While we cannot attempt to formulate step-by-step procedures the commissioners court should follow, we agree that the commissioners court must consider and adopt the order abolishing the office in open session as required by section 2(a) of the Open Meetings Act, article 6252-17, V.T.C.S., and give notice and make a record of the proceedings as required by sections 3A and 3B of that act. The consideration and adoption of such order by the commissioners court would clearly be a "meeting" of a "governmental body," within the meaning of that act. Id. section 1. We find no exceptions in the act which would permit the proceedings to be closed to the public.

We would also advise that the incumbent, if any, in the office to be abolished be notified of such proceedings and afforded an opportunity to attend and be heard. See Tarrant County v. Ashmore, 635 S.W.2d 417, 422-23 (Tex.), cert. denied,459 U.S. 1038 (1982) (while officeholder's interest in office is not a "property" interest, it is a "recognizable" interest for purposes of due process requirements, such that he should be given notice of and an opportunity to be heard at proceeding to abolish the office).
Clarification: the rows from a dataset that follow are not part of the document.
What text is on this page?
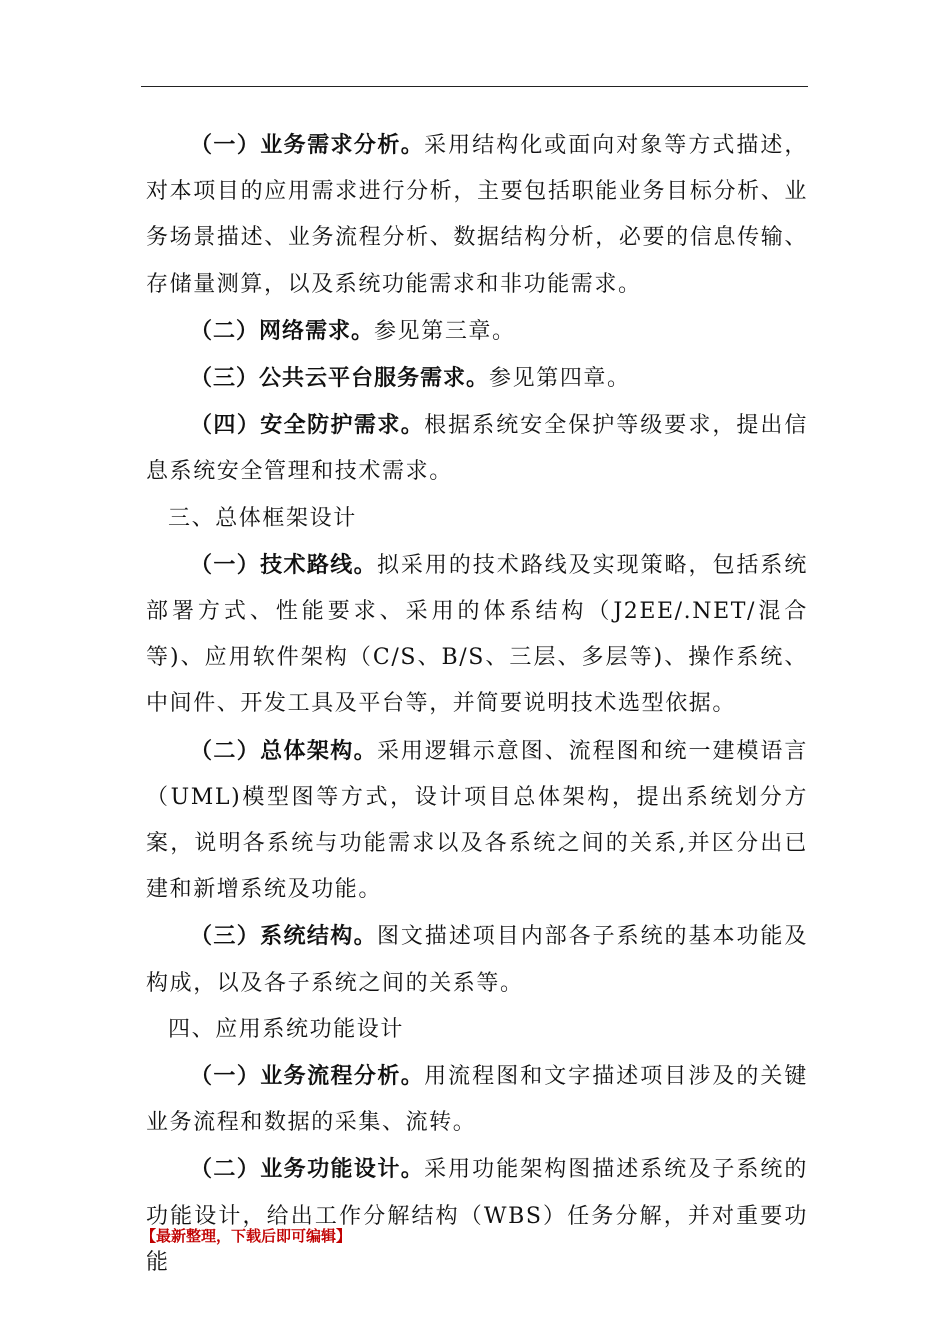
（一）业务需求分析。采用结构化或面向对象等方式描述，对本项目的应用需求进行分析，主要包括职能业务目标分析、业务场景描述、业务流程分析、数据结构分析，必要的信息传输、存储量测算，以及系统功能需求和非功能需求。

（二）网络需求。参见第三章。

（三）公共云平台服务需求。参见第四章。

（四）安全防护需求。根据系统安全保护等级要求，提出信息系统安全管理和技术需求。

三、总体框架设计

（一）技术路线。拟采用的技术路线及实现策略，包括系统部署方式、性能要求、采用的体系结构（J2EE/.NET/混合等)、应用软件架构（C/S、B/S、三层、多层等)、操作系统、中间件、开发工具及平台等，并简要说明技术选型依据。

（二）总体架构。采用逻辑示意图、流程图和统一建模语言（UML)模型图等方式，设计项目总体架构，提出系统划分方案，说明各系统与功能需求以及各系统之间的关系,并区分出已建和新增系统及功能。

（三）系统结构。图文描述项目内部各子系统的基本功能及构成，以及各子系统之间的关系等。

四、应用系统功能设计

（一）业务流程分析。用流程图和文字描述项目涉及的关键业务流程和数据的采集、流转。

（二）业务功能设计。采用功能架构图描述系统及子系统的功能设计，给出工作分解结构（WBS）任务分解，并对重要功能

【最新整理，下载后即可编辑】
Finally, we agree that abolishing the elective county office of public weigher is clearly a "change" in voting practice or procedure within the meaning of section 5 of the federal Voting Rights Act of 1965. Act of Aug. 6, 1965, Pub.L. No. 89-110, 1965 U.S. Code Cong. Admin. News (79 Stat.) 439 (now at42 U.S.C. § 1973c), such that the abolition of the office may only become effective upon the county's obtaining from the U.S. Justice Department a "preclearance" determination that the abolition of the office would not have the effect of abridging minority voting rights — or, alternatively, upon obtaining a declaratory judgment to that effect from the U.S. District Court for the District of Columbia. See 28 C.F.R. part 51 (procedures for submitting voting changes to Justice Department for preclearance).

SUMMARY The Kerr County Commissioners Court has authority to abolish the elective office of Kerr County Public Weigher.

Very truly yours,

DAN MORALES Attorney General of Texas

WILL PRYOR First Assistant Attorney General

MARY KELLER Executive Assistant Attorney General

JUDGE ZOLLIE STEAKLEY (Ret.) Special Assistant Attorney General

RENEA HICKS Special Assistant Attorney General

MADELEINE B. JOHNSON Chair, Opinion Committee

Prepared by William Walker Assistant Attorney General

1 The chapter 135 provisions were codified later in the 1981 session as part of the Agriculture Code, which was also adopted during the 1981 session. See Acts 1981, 67th Leg., ch. 388, at 1012 (adoption of Agriculture Code); Acts 1981, 67th Leg., ch. 693, section 14, at 2592 (conforming provisions of chapter 135, supra, to Agriculture Code).